The Red Sox are looking to trade catcher/first baseman Ryan Lavarnway, according to CSN New England's Sean McAdam.
This should come as little surprise to most Red Sox fans. While there was some hype surrounding him towards the tail end of 2011, when Boston's farm system was mostly a barren wasteland, the last two years have not been kind to Lavarnway. When the sky fell in 2012, he was given an opportunity to show his stuff in the majors, and failed spectacularly, producing a line of .157/.211/.248 in 153 at bats. And while his follow-up campaign in 2013 saw some improved results in limited major league opportunities, Lavarnway struggled to hit even minor-league pitching, producing a .696 OPS in 180 Pawtucket at bats.

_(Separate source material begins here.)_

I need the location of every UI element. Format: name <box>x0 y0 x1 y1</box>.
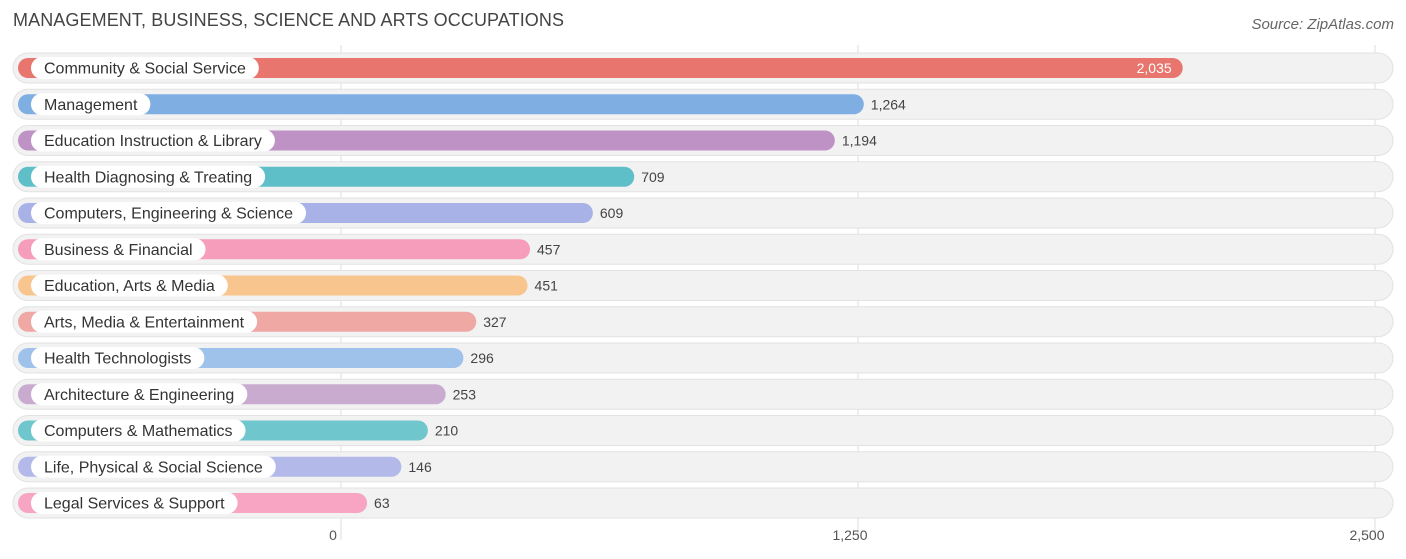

Equally concerning, though, was that Lavarnway's glove, always in question, has not improved to the point where he can be considered a realistic option behind the plate. While the organization certainly put its weight into puffing up those abilities in the years leading up to his Major League debut, failing to control the opposition's running game and looking awkward in his efforts as a backstop. As such, the Sox have finally started to transition him to first base, where his future likely lies. According to McAdams, this has not escaped the notice of potential trade partners:
"I think most teams now see him as a No. 3 catcher,'' said an American League evaluator of Lavarnway "He could play a little first and DH, and be available if you needed someone behind the plate.''
If Lavarnway ever had much in the way of trade value, most of that has to be gone right now. There's not much of a market for 1B/DH players who haven't proven they can hit in the majors. That being said, the Red Sox just don't have much use for him right now. He's blocked as a potential backup first baseman by Mike Carp and even Daniel Nava, and Christian Vazquez and Dan Butler are more likely to get the call from Triple-A in the event the Red Sox need a catcher. Maybe a team takes a flier on him because they're looking for power and don't really have much to lose, but if the Sox do find a taker, they're not likely to get much of anything in return.